Helen didn’t remember. That must have been when she thought she’d be living that life forever.
‘I studied fashion too,’ Kayleigh said, watching as Helen tugged and fixed the fabric, steel pins protruding from the side of her mouth.
‘I didn’t know that.’ Helen bit down on the pins between her teeth. She wouldn’t reproach herself for never asking Kayleigh’s mother what became of her daughter. She had her hands full when she first came back, coping with the unaccustomed responsibility of another person, another person determined to make her pay for thirty years of absence. And to be fair, Kayleigh’s career choice wasn’t evident from her appearance.
‘I was getting back into it,’ Kayleigh said, ‘doing a bit of design work for a friend of mine, a few days here and there. I sort of hoped mum could help with the childcare but instead, I’ve got to look after them both.’ She smiled at the irony.
‘Where’s Mabel’s father?’
‘Shaun? He left when she was a year old. When I told him I was done with all the arguing, he said, ‘Leave me the fags,’ picked up his coat and went to the pub.’
She moved to join Helen at the window. Helen thought she was going to offer to help her and recoiled but instead Kayleigh opened the latch, leaned out and started puffing on an -cigarette.
‘You never married, then?’ she asked.
‘Your mum was always on about having grandchildren. I remember that. She gave me money for ice cream in the school holidays, said that’s what she’d do if she had grandchildren.’
Helen gritted her teeth and unhooked the curtains again.
‘Shall I carry on and hem them here? I might as well. All my things are here now and there’s more room to work.’
She handed Kayleigh the draped material and set about clearing the table, starting with the plate of untouched biscuits, taking a digestive for herself as she set the plate down, a movement so fast it was almost sleight of hand.
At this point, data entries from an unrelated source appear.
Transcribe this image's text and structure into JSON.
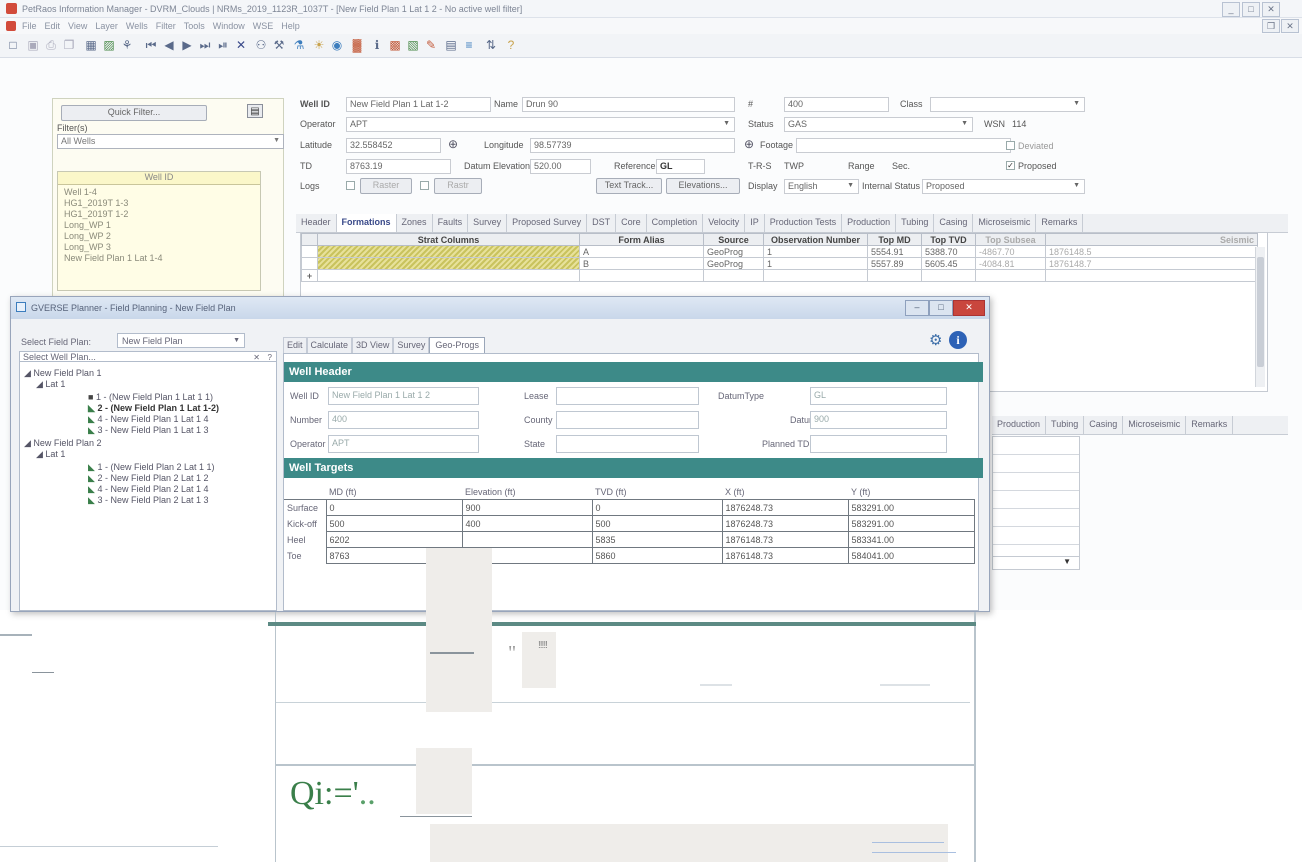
{
  "main_window": {
    "title": "PetRaos Information Manager - DVRM_Clouds | NRMs_2019_1123R_1037T - [New Field Plan 1 Lat 1 2 - No active well filter]",
    "menu": [
      "File",
      "Edit",
      "View",
      "Layer",
      "Wells",
      "Filter",
      "Tools",
      "Window",
      "WSE",
      "Help"
    ],
    "window_controls": [
      "_",
      "□",
      "✕"
    ],
    "toolbar_icons": [
      "new-doc-icon",
      "save-icon",
      "print-icon",
      "grid-icon",
      "chart-icon",
      "filter-icon",
      "first-icon",
      "prev-icon",
      "next-icon",
      "last-icon",
      "add-icon",
      "delete-icon",
      "binoculars-icon",
      "wrench-icon",
      "paint-icon",
      "tag-icon",
      "well-icon",
      "info-icon",
      "flag-icon",
      "check-icon",
      "edit-icon",
      "table-icon",
      "map-icon",
      "refresh-icon",
      "help-icon"
    ]
  },
  "left_panel": {
    "quick_filter_button": "Quick Filter...",
    "filter_label": "Filter(s)",
    "filter_value": "All Wells",
    "wells_header": "Well ID",
    "wells": [
      "Well 1-4",
      "HG1_2019T 1-3",
      "HG1_2019T 1-2",
      "Long_WP 1",
      "Long_WP 2",
      "Long_WP 3",
      "New Field Plan 1 Lat 1-4"
    ]
  },
  "header_form": {
    "well_id_label": "Well ID",
    "well_id_value": "New Field Plan 1 Lat 1-2",
    "name_label": "Name",
    "name_value": "Drun 90",
    "hash_label": "#",
    "hash_value": "400",
    "class_label": "Class",
    "class_value": "",
    "operator_label": "Operator",
    "operator_value": "APT",
    "status_label": "Status",
    "status_value": "GAS",
    "wsn_label": "WSN",
    "wsn_value": "114",
    "latitude_label": "Latitude",
    "latitude_value": "32.558452",
    "longitude_label": "Longitude",
    "longitude_value": "98.57739",
    "footage_label": "Footage",
    "deviated_label": "Deviated",
    "td_label": "TD",
    "td_value": "8763.19",
    "datum_label": "Datum Elevation",
    "datum_value": "520.00",
    "reference_label": "Reference",
    "reference_value": "GL",
    "trs_label": "T-R-S",
    "twp_label": "TWP",
    "range_label": "Range",
    "sec_label": "Sec.",
    "proposed_label": "Proposed",
    "logs_label": "Logs",
    "raster_label": "Raster",
    "rastr_label": "Rastr",
    "text_btn": "Text Track...",
    "elevations_btn": "Elevations...",
    "display_label": "Display",
    "display_value": "English",
    "internal_status_label": "Internal Status",
    "internal_status_value": "Proposed"
  },
  "tabs_top": [
    "Header",
    "Formations",
    "Zones",
    "Faults",
    "Survey",
    "Proposed Survey",
    "DST",
    "Core",
    "Completion",
    "Velocity",
    "IP",
    "Production Tests",
    "Production",
    "Tubing",
    "Casing",
    "Microseismic",
    "Remarks"
  ],
  "formations_grid": {
    "columns": [
      "Strat Columns",
      "Form Alias",
      "Source",
      "Observation Number",
      "Top MD",
      "Top TVD",
      "Top Subsea",
      "Seismic"
    ],
    "rows": [
      [
        "",
        "A",
        "GeoProg",
        "1",
        "5554.91",
        "5388.70",
        "-4867.70",
        "1876148.5"
      ],
      [
        "",
        "B",
        "GeoProg",
        "1",
        "5557.89",
        "5605.45",
        "-4084.81",
        "1876148.7"
      ]
    ],
    "new_row_marker": "+"
  },
  "tabs_lower": [
    "Production",
    "Tubing",
    "Casing",
    "Microseismic",
    "Remarks"
  ],
  "planner": {
    "title": "GVERSE Planner - Field Planning - New Field Plan",
    "select_label": "Select Field Plan:",
    "select_value": "New Field Plan",
    "selector_value": "Select Well Plan...",
    "tabs": [
      "Edit",
      "Calculate",
      "3D View",
      "Survey",
      "Geo-Progs"
    ],
    "tree": [
      "New Field Plan 1",
      "Lat 1",
      "1 - (New Field Plan 1 Lat 1 1)",
      "2 - (New Field Plan 1 Lat 1-2)",
      "4 - New Field Plan 1 Lat 1 4",
      "3 - New Field Plan 1 Lat 1 3",
      "New Field Plan 2",
      "Lat 1",
      "1 - (New Field Plan 2 Lat 1 1)",
      "2 - New Field Plan 2 Lat 1 2",
      "4 - New Field Plan 2 Lat 1 4",
      "3 - New Field Plan 2 Lat 1 3"
    ],
    "well_header_title": "Well Header",
    "well_header": {
      "well_id_label": "Well ID",
      "well_id_value": "New Field Plan 1 Lat 1 2",
      "number_label": "Number",
      "number_value": "400",
      "operator_label": "Operator",
      "operator_value": "APT",
      "lease_label": "Lease",
      "county_label": "County",
      "state_label": "State",
      "datum_type_label": "DatumType",
      "datum_type_value": "GL",
      "datum_label": "Datum",
      "datum_value": "900",
      "planned_td_label": "Planned TD"
    },
    "targets_title": "Well Targets",
    "targets": {
      "columns": [
        "",
        "MD (ft)",
        "Elevation (ft)",
        "TVD (ft)",
        "X (ft)",
        "Y (ft)"
      ],
      "rows": [
        [
          "Surface",
          "0",
          "900",
          "0",
          "1876248.73",
          "583291.00"
        ],
        [
          "Kick-off",
          "500",
          "400",
          "500",
          "1876248.73",
          "583291.00"
        ],
        [
          "Heel",
          "6202",
          "",
          "5835",
          "1876148.73",
          "583341.00"
        ],
        [
          "Toe",
          "8763",
          "",
          "5860",
          "1876148.73",
          "584041.00"
        ]
      ]
    }
  },
  "scanned_fragment": {
    "quote_mark": "\"",
    "ticks": "!!!!!",
    "ocr_text_main": "Qi:='",
    "ocr_text_dots": ".."
  },
  "colors": {
    "teal": "#3d8a88",
    "hatch": "#d6d07a",
    "ocr_green": "#3a7f4a"
  }
}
Three bites and it was gone. She took another biscuit.
‘You see,’ she said. She needed to spin this out a little. ‘The man I was with was already married and had his own family.’ She took the fabric back, smoothing it out as she started to unwind the reel of thread she had brought from next door. She didn’t have her reading glasses with her, but she didn’t need them for this. She could thread a needle blindfolded. ‘Would I have given it all up for him? I don’t know. He never asked. You know,’ Helen lowered her voice as if her mother might still hear and disapprove. As if she cared. ‘We were together for over twenty-five years, on-and-off, and when I told him I was going back to England, he just said, ‘Okay’. She mimicked his Gallic shrug. ‘He calls me now and again.’
He’d stopped sending her money, though.
‘You didn’t want a family?’ said Kayleigh.
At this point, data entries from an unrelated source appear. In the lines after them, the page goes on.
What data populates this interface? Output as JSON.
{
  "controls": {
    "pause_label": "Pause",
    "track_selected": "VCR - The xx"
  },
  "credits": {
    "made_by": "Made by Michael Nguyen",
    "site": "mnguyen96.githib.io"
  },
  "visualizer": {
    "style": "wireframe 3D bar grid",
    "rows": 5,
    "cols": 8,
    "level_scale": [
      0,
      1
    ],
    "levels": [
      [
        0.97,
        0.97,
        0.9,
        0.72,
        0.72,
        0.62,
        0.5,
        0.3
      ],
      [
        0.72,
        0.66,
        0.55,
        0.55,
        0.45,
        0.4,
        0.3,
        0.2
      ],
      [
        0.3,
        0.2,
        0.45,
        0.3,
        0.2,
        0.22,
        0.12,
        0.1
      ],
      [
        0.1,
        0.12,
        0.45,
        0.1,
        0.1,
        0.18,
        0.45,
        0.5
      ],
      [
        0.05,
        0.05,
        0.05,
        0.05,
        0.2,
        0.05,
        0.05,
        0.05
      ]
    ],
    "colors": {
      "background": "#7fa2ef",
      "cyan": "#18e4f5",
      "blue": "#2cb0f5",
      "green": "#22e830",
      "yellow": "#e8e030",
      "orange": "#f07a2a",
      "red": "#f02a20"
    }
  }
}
‘I loved my life.’ She cast a sideways glance at Mabel. ‘At least you’ll have someone to look after you in your old age.’
‘You can’t have it all,’ said Kayleigh, stroking the top of her daughter’s head, at long last handing her a biscuit. Helen grabbed a third for herself.
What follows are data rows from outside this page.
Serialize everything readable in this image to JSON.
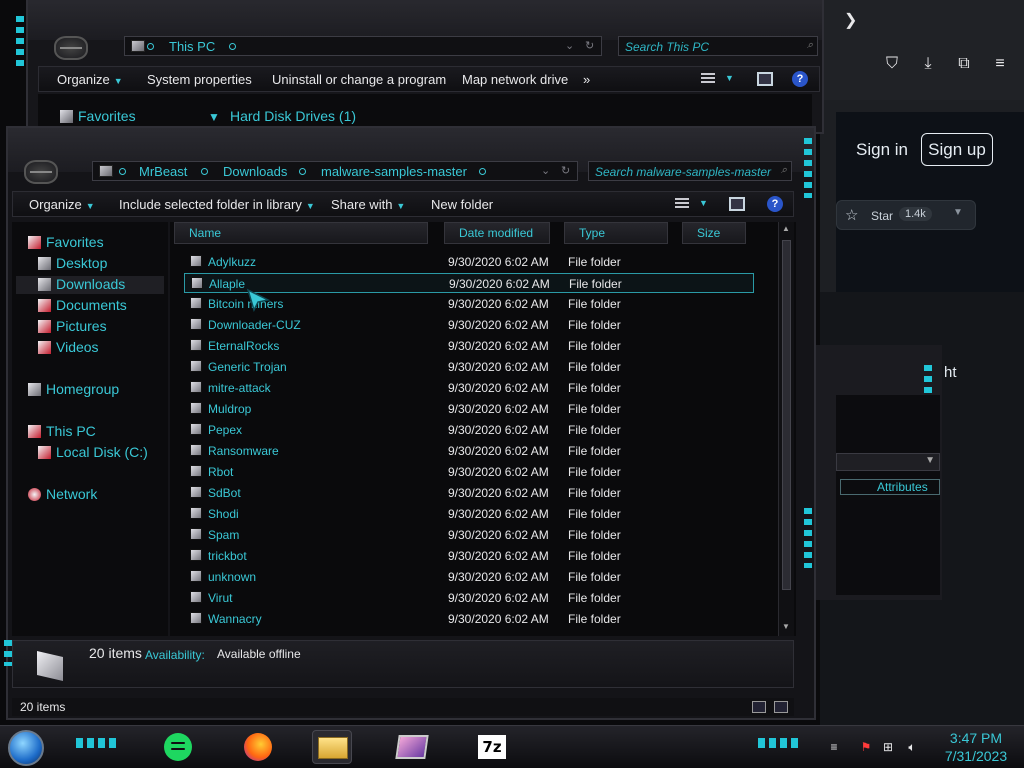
{
  "browser": {
    "sign_in": "Sign in",
    "sign_up": "Sign up",
    "star_label": "Star",
    "star_count": "1.4k",
    "partial_text": "ht"
  },
  "back_window": {
    "address": "This PC",
    "search_placeholder": "Search This PC",
    "toolbar": [
      "Organize",
      "System properties",
      "Uninstall or change a program",
      "Map network drive",
      "»"
    ],
    "nav_favorites": "Favorites",
    "group_header": "Hard Disk Drives (1)"
  },
  "third_window": {
    "attributes_tab": "Attributes"
  },
  "main_window": {
    "breadcrumbs": [
      "MrBeast",
      "Downloads",
      "malware-samples-master"
    ],
    "search_placeholder": "Search malware-samples-master",
    "toolbar": {
      "organize": "Organize",
      "include": "Include selected folder in library",
      "share": "Share with",
      "new_folder": "New folder"
    },
    "nav": {
      "favorites": "Favorites",
      "desktop": "Desktop",
      "downloads": "Downloads",
      "documents": "Documents",
      "pictures": "Pictures",
      "videos": "Videos",
      "homegroup": "Homegroup",
      "this_pc": "This PC",
      "local_disk": "Local Disk (C:)",
      "network": "Network"
    },
    "columns": [
      "Name",
      "Date modified",
      "Type",
      "Size"
    ],
    "selected_index": 1,
    "files": [
      {
        "name": "Adylkuzz",
        "date": "9/30/2020 6:02 AM",
        "type": "File folder"
      },
      {
        "name": "Allaple",
        "date": "9/30/2020 6:02 AM",
        "type": "File folder"
      },
      {
        "name": "Bitcoin miners",
        "date": "9/30/2020 6:02 AM",
        "type": "File folder"
      },
      {
        "name": "Downloader-CUZ",
        "date": "9/30/2020 6:02 AM",
        "type": "File folder"
      },
      {
        "name": "EternalRocks",
        "date": "9/30/2020 6:02 AM",
        "type": "File folder"
      },
      {
        "name": "Generic Trojan",
        "date": "9/30/2020 6:02 AM",
        "type": "File folder"
      },
      {
        "name": "mitre-attack",
        "date": "9/30/2020 6:02 AM",
        "type": "File folder"
      },
      {
        "name": "Muldrop",
        "date": "9/30/2020 6:02 AM",
        "type": "File folder"
      },
      {
        "name": "Pepex",
        "date": "9/30/2020 6:02 AM",
        "type": "File folder"
      },
      {
        "name": "Ransomware",
        "date": "9/30/2020 6:02 AM",
        "type": "File folder"
      },
      {
        "name": "Rbot",
        "date": "9/30/2020 6:02 AM",
        "type": "File folder"
      },
      {
        "name": "SdBot",
        "date": "9/30/2020 6:02 AM",
        "type": "File folder"
      },
      {
        "name": "Shodi",
        "date": "9/30/2020 6:02 AM",
        "type": "File folder"
      },
      {
        "name": "Spam",
        "date": "9/30/2020 6:02 AM",
        "type": "File folder"
      },
      {
        "name": "trickbot",
        "date": "9/30/2020 6:02 AM",
        "type": "File folder"
      },
      {
        "name": "unknown",
        "date": "9/30/2020 6:02 AM",
        "type": "File folder"
      },
      {
        "name": "Virut",
        "date": "9/30/2020 6:02 AM",
        "type": "File folder"
      },
      {
        "name": "Wannacry",
        "date": "9/30/2020 6:02 AM",
        "type": "File folder"
      }
    ],
    "details": {
      "count": "20 items",
      "availability_label": "Availability:",
      "availability_value": "Available offline"
    },
    "status": "20 items"
  },
  "taskbar": {
    "apps": [
      "spotify-icon",
      "firefox-icon",
      "file-explorer-icon",
      "screenshot-tool-icon",
      "7zip-icon"
    ],
    "sevenzip_label": "7z",
    "time": "3:47 PM",
    "date": "7/31/2023"
  },
  "colors": {
    "accent_cyan": "#3ac8d6",
    "window_bg": "#141418",
    "text_light": "#e8e8ea"
  }
}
‘I hate to ask but your mum said she’d pay me for running up the curtains.’
‘I thought she had.’
‘No, not yet. She paid me half – for the fabric – but she hasn’t yet paid me for the making up.’
‘Oh. Well, I’ll need to check.’
‘Of course. Don’t worry. When you can. But if you need to get money out, I don’t mind running into town for you. I often collect your mum’s benefits for her. I could go tomorrow if you like. The walk will do me good.’